None of the multiple ‘new parties’ seem credible in terms of strategy, funding, policies or clear-sighted politics, and none of the alternative routes forward seem to have ‘lift-off’ to make any discernible impact.
There are multiple ways that the movement can add to and disrupt politics – including radicalising the AUOB rallies, creating mass civil disobedience and NVDA – and there are multiple ways in which the SNP at Westminster can and should cause mayhem. The binary is not between blind-faith in the SNP and kookiedom.
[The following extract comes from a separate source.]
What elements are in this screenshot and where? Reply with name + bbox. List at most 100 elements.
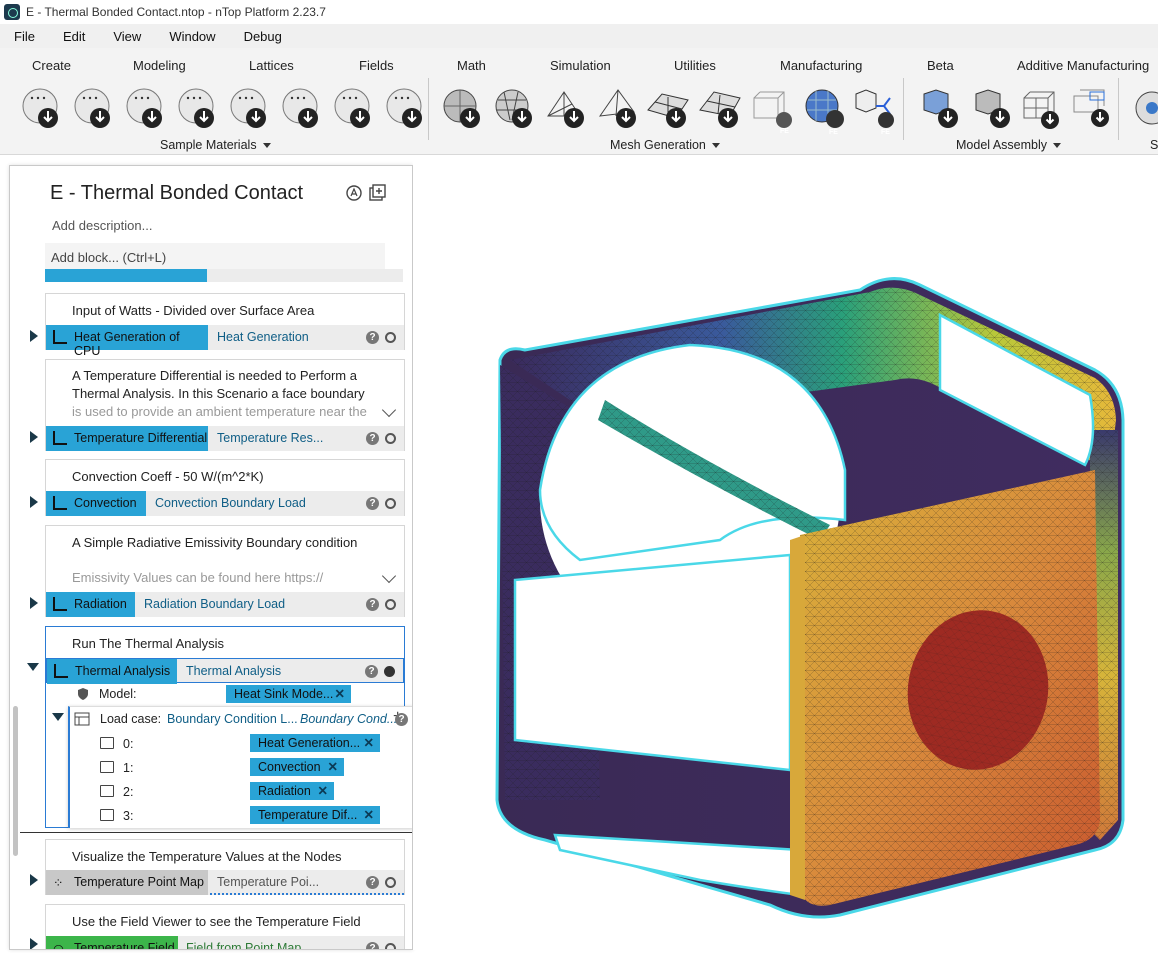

It is finding a path forward when EVERY indicator is that we are on the brink of a breakthrough.
Many of our apparent differences within the movement are resolvable and many of the Unionists problems are chronic and institutional.
Have faith in each other, be positive, be united in diversity, broaden and radicalise the movement, look to new ways of protest that engage people and keep the heid – our time will come.
Take heart from the shifts that are happening as Britain struggles through multiple crises and don’t destroy the opportunity that presents itself. This DOESN’T mean unquestioning of the SNP, it DOESN’T mean being an uncritical ally but it DOES mean going with the good energy and the good outcomes that are unraveling before us. The lockdown has taken its toll on all of us, but as we tentatively recover we can find new ways to deepen and widen the movement and move towards an invincible and unstoppable majority for radical change.